Along-standing tenet of genome-wide association studies is that common variants are at the root of common diseases. Earlier this year, Children's Hospital of Philadelphia's Hakon Hakonarson and Duke University's David Goldstein showed through computer simulations that synthetic associations could arise and that some common variant signals detected in GWAS data are actually due to the effect of rare variants.
In a new paper in the American Journal of Human Genetics, Hakonarson and his colleagues describe an approach to finding those rare disease-causing variants. "Common variants from GWAS data could be tracking rare variants that may actually reside quite a bit away from the actual common SNP," Hakonarson says. "We present an approach to generate long-range haplotypes that go beyond the conventional haplotype structures."
Many searches for causal variants, such as through re-sequencing efforts, have come up empty, the researchers note. They say that's because rare variants come along for the ride on the same SNP tags. "The common variant is basically capturing the sum of multiple rare, heterogeneous variants at the loci and some of them fit on the same haplotypes, [while] others fit on different haplotypes," Hakonarson says. "Some of them may be risk and others may be protective, and so therefore it's the balance between the whole thing that gives you some sort of a signal."
Instead of focusing on re-sequencing, Hakonarson and his colleagues came up with another approach, thinking that by enriching their GWAS data samples with cases that are more likely to contain causal alleles, they might be able to home in on the causal variants. For this, they looked at long-range haplotypes that would contain more recently emerged variants. "With this, we are trying to enrich for cases that are notably older regions that are descended from the controls, so we have unique haplotypes on the basis that they have a mutation that the control individuals [don't] have," he says.
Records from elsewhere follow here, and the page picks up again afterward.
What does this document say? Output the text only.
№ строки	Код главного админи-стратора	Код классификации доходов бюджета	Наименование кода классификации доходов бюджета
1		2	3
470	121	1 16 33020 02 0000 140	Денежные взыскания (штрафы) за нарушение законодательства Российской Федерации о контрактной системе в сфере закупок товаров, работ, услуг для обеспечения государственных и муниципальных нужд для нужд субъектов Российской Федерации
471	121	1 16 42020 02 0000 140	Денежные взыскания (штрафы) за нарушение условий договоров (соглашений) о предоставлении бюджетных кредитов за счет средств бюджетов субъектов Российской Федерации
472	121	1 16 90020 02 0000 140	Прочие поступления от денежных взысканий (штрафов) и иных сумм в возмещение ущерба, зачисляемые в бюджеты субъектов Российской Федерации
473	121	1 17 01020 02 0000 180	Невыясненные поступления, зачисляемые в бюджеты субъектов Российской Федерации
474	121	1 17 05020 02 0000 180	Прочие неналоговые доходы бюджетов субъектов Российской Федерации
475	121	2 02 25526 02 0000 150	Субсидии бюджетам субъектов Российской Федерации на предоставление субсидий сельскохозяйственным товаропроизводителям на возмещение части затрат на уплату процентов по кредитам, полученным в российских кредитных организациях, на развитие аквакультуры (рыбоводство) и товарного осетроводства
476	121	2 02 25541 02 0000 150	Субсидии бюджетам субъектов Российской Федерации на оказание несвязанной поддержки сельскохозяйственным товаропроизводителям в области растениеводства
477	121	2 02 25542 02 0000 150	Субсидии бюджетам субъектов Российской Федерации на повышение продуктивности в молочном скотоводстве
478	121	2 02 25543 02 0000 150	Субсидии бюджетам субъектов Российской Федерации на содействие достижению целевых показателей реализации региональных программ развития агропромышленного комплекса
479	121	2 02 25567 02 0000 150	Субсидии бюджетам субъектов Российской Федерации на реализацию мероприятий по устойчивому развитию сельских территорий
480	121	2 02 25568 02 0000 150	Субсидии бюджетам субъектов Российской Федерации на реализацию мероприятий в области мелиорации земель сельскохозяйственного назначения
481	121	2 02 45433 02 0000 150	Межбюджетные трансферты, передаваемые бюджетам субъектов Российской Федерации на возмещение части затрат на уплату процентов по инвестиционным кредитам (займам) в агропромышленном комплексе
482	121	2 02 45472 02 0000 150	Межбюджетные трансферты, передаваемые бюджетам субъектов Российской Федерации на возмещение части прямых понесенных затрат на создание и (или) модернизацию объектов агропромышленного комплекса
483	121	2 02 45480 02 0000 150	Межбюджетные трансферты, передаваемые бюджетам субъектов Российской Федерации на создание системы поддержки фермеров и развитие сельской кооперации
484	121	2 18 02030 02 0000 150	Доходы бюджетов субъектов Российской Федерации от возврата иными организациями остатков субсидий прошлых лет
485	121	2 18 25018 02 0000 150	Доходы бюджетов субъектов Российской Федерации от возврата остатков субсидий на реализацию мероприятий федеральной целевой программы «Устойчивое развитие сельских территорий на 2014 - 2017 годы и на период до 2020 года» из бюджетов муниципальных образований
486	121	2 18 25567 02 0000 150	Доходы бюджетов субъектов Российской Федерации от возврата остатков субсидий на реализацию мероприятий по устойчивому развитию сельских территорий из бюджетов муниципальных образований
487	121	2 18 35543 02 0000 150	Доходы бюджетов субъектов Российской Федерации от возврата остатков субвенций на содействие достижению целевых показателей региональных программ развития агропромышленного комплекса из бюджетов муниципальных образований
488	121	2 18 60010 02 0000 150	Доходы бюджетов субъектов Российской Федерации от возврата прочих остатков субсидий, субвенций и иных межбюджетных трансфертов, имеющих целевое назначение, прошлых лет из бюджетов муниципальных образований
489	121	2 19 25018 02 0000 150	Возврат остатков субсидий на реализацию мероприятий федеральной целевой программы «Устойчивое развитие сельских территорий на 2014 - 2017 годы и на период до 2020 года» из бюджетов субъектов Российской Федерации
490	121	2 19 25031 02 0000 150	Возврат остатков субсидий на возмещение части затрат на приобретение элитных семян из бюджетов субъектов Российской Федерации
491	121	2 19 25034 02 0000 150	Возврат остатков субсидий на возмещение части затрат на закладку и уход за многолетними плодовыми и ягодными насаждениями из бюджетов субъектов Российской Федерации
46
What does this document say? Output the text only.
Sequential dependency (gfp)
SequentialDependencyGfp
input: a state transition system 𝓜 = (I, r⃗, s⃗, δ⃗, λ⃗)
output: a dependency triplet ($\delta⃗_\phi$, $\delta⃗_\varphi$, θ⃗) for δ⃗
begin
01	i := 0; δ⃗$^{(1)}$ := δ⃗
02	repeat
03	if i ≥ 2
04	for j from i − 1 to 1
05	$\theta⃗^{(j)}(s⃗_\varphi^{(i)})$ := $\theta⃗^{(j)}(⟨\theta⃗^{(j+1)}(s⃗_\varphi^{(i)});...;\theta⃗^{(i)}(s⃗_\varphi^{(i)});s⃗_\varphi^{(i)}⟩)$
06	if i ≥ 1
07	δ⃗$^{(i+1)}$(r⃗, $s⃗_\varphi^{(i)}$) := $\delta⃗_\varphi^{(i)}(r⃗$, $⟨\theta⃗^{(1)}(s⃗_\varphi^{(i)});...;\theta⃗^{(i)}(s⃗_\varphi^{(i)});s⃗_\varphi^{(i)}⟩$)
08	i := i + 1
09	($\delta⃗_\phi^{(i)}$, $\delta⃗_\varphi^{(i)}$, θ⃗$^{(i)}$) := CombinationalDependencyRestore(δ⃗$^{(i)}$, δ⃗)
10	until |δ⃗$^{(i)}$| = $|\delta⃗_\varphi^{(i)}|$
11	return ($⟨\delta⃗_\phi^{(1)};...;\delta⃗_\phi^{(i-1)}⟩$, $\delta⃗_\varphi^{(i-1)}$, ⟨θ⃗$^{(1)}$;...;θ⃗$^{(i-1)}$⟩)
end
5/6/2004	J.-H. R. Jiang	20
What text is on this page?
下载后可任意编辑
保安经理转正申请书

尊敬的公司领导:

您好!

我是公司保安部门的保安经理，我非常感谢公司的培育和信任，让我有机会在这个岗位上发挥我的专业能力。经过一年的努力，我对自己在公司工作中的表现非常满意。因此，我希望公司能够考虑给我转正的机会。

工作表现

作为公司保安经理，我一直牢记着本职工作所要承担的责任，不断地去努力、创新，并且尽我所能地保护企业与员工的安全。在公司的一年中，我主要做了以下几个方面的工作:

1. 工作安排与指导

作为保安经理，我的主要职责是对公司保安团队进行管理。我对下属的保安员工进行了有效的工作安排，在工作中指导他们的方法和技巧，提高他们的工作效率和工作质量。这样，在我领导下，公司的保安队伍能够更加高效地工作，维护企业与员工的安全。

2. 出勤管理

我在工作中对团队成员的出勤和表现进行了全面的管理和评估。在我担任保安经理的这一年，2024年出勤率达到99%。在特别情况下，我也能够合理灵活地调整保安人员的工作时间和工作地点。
Using GWAS data on hearing loss — for which many causal variants are known — Hakonarson and his colleagues found that the most common causal variant, which has a minor allele frequency of 1.3 percent in the general population and 8.2 percent in some cases, had a frequency of 88 percent in their enriched cases. This, they suggest, says that sequencing selected cases could pinpoint causative alleles. "Because the individual variants are rare — most of them are going to be less than 1 percent frequency and most of the sequencing efforts have focused on sequencing 50 to 100 people — you may miss it entirely," Hakonarson says. "You have to sequence hundreds of individuals and you have to go beyond the LD block."